A year ago I would tell anyone that would listen that it was my dream to have twins. One pregnancy and bang – all done. Half of the people agreed and the other half laughed at me. All of them figured it was a pipe dream.
When it happened no one could believe it. On the way to my first scan all I could think about was seeing a heartbeat. I joked about seeing heartbeatS but I didn’t really dare to think that I’d be that fortunate. But I was. I’d hit the jackpot. I hit it again last week when I found out that I’m pregnant with a girl and a boy. The ‘perfect family’ (not my words). Before you know the gender people always ask what you would prefer. I would always just say healthy babies, but that’s a pretty cliched response. The truth is, I never let myself think on it too much for fear of jinxing the luck I’ve had so far. But when I saw that scan I realised that it really couldn’t get any better.

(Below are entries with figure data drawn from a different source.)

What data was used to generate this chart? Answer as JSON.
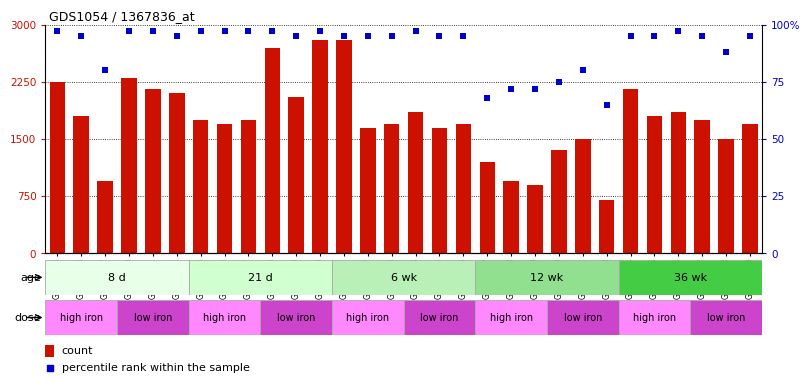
{
  "title": "GDS1054 / 1367836_at",
  "samples": [
    "GSM33513",
    "GSM33515",
    "GSM33517",
    "GSM33519",
    "GSM33521",
    "GSM33524",
    "GSM33525",
    "GSM33526",
    "GSM33527",
    "GSM33528",
    "GSM33529",
    "GSM33530",
    "GSM33531",
    "GSM33532",
    "GSM33533",
    "GSM33534",
    "GSM33535",
    "GSM33536",
    "GSM33537",
    "GSM33538",
    "GSM33539",
    "GSM33540",
    "GSM33541",
    "GSM33543",
    "GSM33544",
    "GSM33545",
    "GSM33546",
    "GSM33547",
    "GSM33548",
    "GSM33549"
  ],
  "counts": [
    2250,
    1800,
    950,
    2300,
    2150,
    2100,
    1750,
    1700,
    1750,
    2700,
    2050,
    2800,
    2800,
    1650,
    1700,
    1850,
    1650,
    1700,
    1200,
    950,
    900,
    1350,
    1500,
    700,
    2150,
    1800,
    1850,
    1750,
    1500,
    1700
  ],
  "percentiles": [
    97,
    95,
    80,
    97,
    97,
    95,
    97,
    97,
    97,
    97,
    95,
    97,
    95,
    95,
    95,
    97,
    95,
    95,
    68,
    72,
    72,
    75,
    80,
    65,
    95,
    95,
    97,
    95,
    88,
    95
  ],
  "age_groups": [
    {
      "label": "8 d",
      "start": 0,
      "end": 6
    },
    {
      "label": "21 d",
      "start": 6,
      "end": 12
    },
    {
      "label": "6 wk",
      "start": 12,
      "end": 18
    },
    {
      "label": "12 wk",
      "start": 18,
      "end": 24
    },
    {
      "label": "36 wk",
      "start": 24,
      "end": 30
    }
  ],
  "age_colors": [
    "#e8ffe8",
    "#d0ffd0",
    "#b8f0b8",
    "#90e090",
    "#44cc44"
  ],
  "dose_groups": [
    {
      "label": "high iron",
      "start": 0,
      "end": 3
    },
    {
      "label": "low iron",
      "start": 3,
      "end": 6
    },
    {
      "label": "high iron",
      "start": 6,
      "end": 9
    },
    {
      "label": "low iron",
      "start": 9,
      "end": 12
    },
    {
      "label": "high iron",
      "start": 12,
      "end": 15
    },
    {
      "label": "low iron",
      "start": 15,
      "end": 18
    },
    {
      "label": "high iron",
      "start": 18,
      "end": 21
    },
    {
      "label": "low iron",
      "start": 21,
      "end": 24
    },
    {
      "label": "high iron",
      "start": 24,
      "end": 27
    },
    {
      "label": "low iron",
      "start": 27,
      "end": 30
    }
  ],
  "dose_colors": [
    "#ff88ff",
    "#cc44cc"
  ],
  "bar_color": "#cc1100",
  "dot_color": "#0000cc",
  "ylim_left": [
    0,
    3000
  ],
  "ylim_right": [
    0,
    100
  ],
  "yticks_left": [
    0,
    750,
    1500,
    2250,
    3000
  ],
  "ytick_labels_left": [
    "0",
    "750",
    "1500",
    "2250",
    "3000"
  ],
  "yticks_right": [
    0,
    25,
    50,
    75,
    100
  ],
  "ytick_labels_right": [
    "0",
    "25",
    "50",
    "75",
    "100%"
  ]
}
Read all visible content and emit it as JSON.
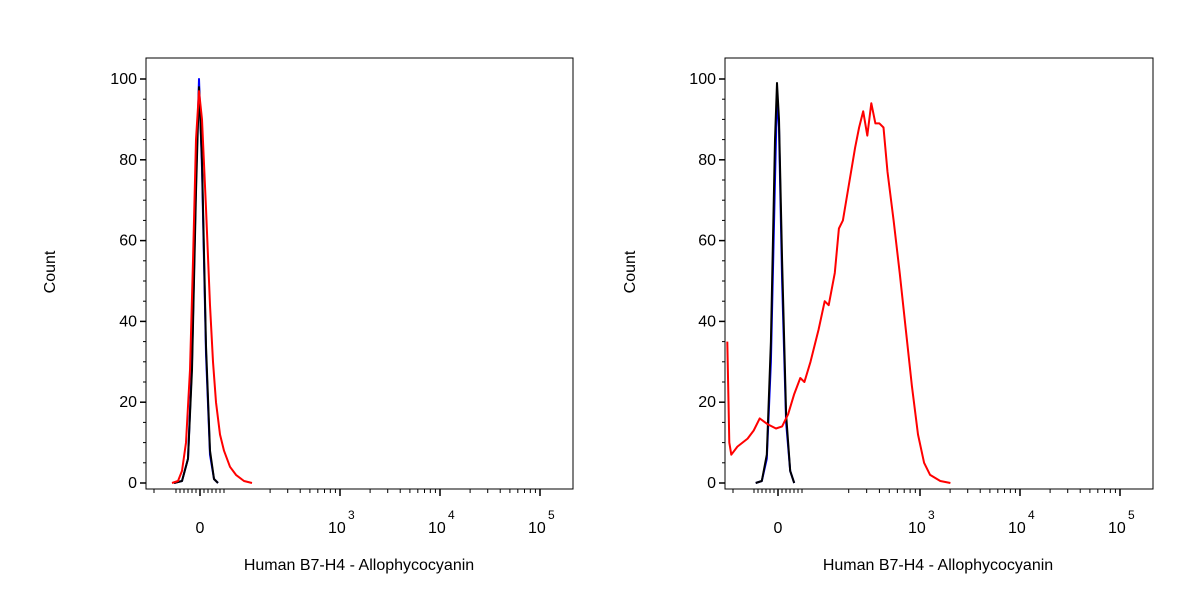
{
  "chart_data": [
    {
      "type": "line",
      "xlabel": "Human B7-H4 - Allophycocyanin",
      "ylabel": "Count",
      "ylim": [
        0,
        100
      ],
      "x_scale": "biexponential",
      "y_ticks": [
        "0",
        "20",
        "40",
        "60",
        "80",
        "100"
      ],
      "x_ticks": [
        {
          "base": "0",
          "exp": ""
        },
        {
          "base": "10",
          "exp": "3"
        },
        {
          "base": "10",
          "exp": "4"
        },
        {
          "base": "10",
          "exp": "5"
        }
      ],
      "grid": false,
      "series": [
        {
          "color": "#0000ff",
          "points": [
            [
              -1.3,
              0
            ],
            [
              -0.9,
              0.5
            ],
            [
              -0.6,
              6
            ],
            [
              -0.4,
              30
            ],
            [
              -0.2,
              75
            ],
            [
              -0.05,
              100
            ],
            [
              0.1,
              78
            ],
            [
              0.3,
              32
            ],
            [
              0.5,
              7
            ],
            [
              0.7,
              1
            ],
            [
              0.9,
              0
            ]
          ]
        },
        {
          "color": "#000000",
          "points": [
            [
              -1.3,
              0
            ],
            [
              -0.9,
              0.5
            ],
            [
              -0.6,
              6
            ],
            [
              -0.4,
              28
            ],
            [
              -0.2,
              72
            ],
            [
              -0.05,
              98
            ],
            [
              0.1,
              80
            ],
            [
              0.3,
              34
            ],
            [
              0.5,
              8
            ],
            [
              0.7,
              1
            ],
            [
              0.9,
              0
            ]
          ]
        },
        {
          "color": "#ff0000",
          "points": [
            [
              -1.4,
              0
            ],
            [
              -1.1,
              0.5
            ],
            [
              -0.9,
              3
            ],
            [
              -0.7,
              10
            ],
            [
              -0.5,
              28
            ],
            [
              -0.35,
              55
            ],
            [
              -0.2,
              85
            ],
            [
              -0.05,
              97
            ],
            [
              0.1,
              90
            ],
            [
              0.3,
              68
            ],
            [
              0.5,
              44
            ],
            [
              0.65,
              30
            ],
            [
              0.8,
              20
            ],
            [
              1.0,
              12
            ],
            [
              1.2,
              8
            ],
            [
              1.5,
              4
            ],
            [
              1.8,
              2
            ],
            [
              2.2,
              0.5
            ],
            [
              2.6,
              0
            ]
          ]
        }
      ]
    },
    {
      "type": "line",
      "xlabel": "Human B7-H4 - Allophycocyanin",
      "ylabel": "Count",
      "ylim": [
        0,
        100
      ],
      "x_scale": "biexponential",
      "y_ticks": [
        "0",
        "20",
        "40",
        "60",
        "80",
        "100"
      ],
      "x_ticks": [
        {
          "base": "0",
          "exp": ""
        },
        {
          "base": "10",
          "exp": "3"
        },
        {
          "base": "10",
          "exp": "4"
        },
        {
          "base": "10",
          "exp": "5"
        }
      ],
      "grid": false,
      "series": [
        {
          "color": "#0000ff",
          "points": [
            [
              -1.1,
              0
            ],
            [
              -0.8,
              0.5
            ],
            [
              -0.55,
              6
            ],
            [
              -0.35,
              30
            ],
            [
              -0.15,
              75
            ],
            [
              -0.05,
              96
            ],
            [
              0.05,
              88
            ],
            [
              0.2,
              50
            ],
            [
              0.4,
              15
            ],
            [
              0.6,
              3
            ],
            [
              0.8,
              0
            ]
          ]
        },
        {
          "color": "#000000",
          "points": [
            [
              -1.1,
              0
            ],
            [
              -0.8,
              0.5
            ],
            [
              -0.55,
              7
            ],
            [
              -0.35,
              35
            ],
            [
              -0.15,
              85
            ],
            [
              -0.05,
              99
            ],
            [
              0.05,
              90
            ],
            [
              0.2,
              55
            ],
            [
              0.4,
              17
            ],
            [
              0.6,
              3
            ],
            [
              0.8,
              0
            ]
          ]
        },
        {
          "color": "#ff0000",
          "points": [
            [
              -2.5,
              35
            ],
            [
              -2.4,
              10
            ],
            [
              -2.3,
              7
            ],
            [
              -2.0,
              9
            ],
            [
              -1.5,
              11
            ],
            [
              -1.2,
              13
            ],
            [
              -0.9,
              16
            ],
            [
              -0.5,
              14.5
            ],
            [
              -0.1,
              13.5
            ],
            [
              0.2,
              14
            ],
            [
              0.5,
              17
            ],
            [
              0.8,
              22
            ],
            [
              1.1,
              26
            ],
            [
              1.3,
              25
            ],
            [
              1.6,
              30
            ],
            [
              2.0,
              38
            ],
            [
              2.3,
              45
            ],
            [
              2.5,
              44
            ],
            [
              2.8,
              52
            ],
            [
              3.0,
              63
            ],
            [
              3.2,
              65
            ],
            [
              3.5,
              74
            ],
            [
              3.8,
              83
            ],
            [
              4.0,
              88
            ],
            [
              4.2,
              92
            ],
            [
              4.4,
              86
            ],
            [
              4.6,
              94
            ],
            [
              4.8,
              89
            ],
            [
              5.0,
              89
            ],
            [
              5.2,
              88
            ],
            [
              5.4,
              77
            ],
            [
              5.7,
              65
            ],
            [
              6.0,
              52
            ],
            [
              6.3,
              38
            ],
            [
              6.6,
              24
            ],
            [
              6.9,
              12
            ],
            [
              7.2,
              5
            ],
            [
              7.5,
              2
            ],
            [
              8.0,
              0.5
            ],
            [
              8.5,
              0
            ]
          ]
        }
      ]
    }
  ]
}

Ever since this pregnancy reached the 12-week ‘safe stage’ I’ve thought about how incredibly lucky I am on a daily basis. I used to say that I don’t really believe in luck. Outside the family you are born to, you make your own luck. But I’m rethinking that.
Last week one of my best friends lost his mother suddenly and unexpectedly. It happens, sure, but it’s easy to take life for granted if you’re not occasionally confronted with mortality. Two days ago another friend fell from a balcony and is now fighting for his life. At best, he faces a future with severe brain damage. My heart breaks for him and his family, and it’s a real reminder of just how really, really fortunate I am.
If I believed in a god I’d be thanking it.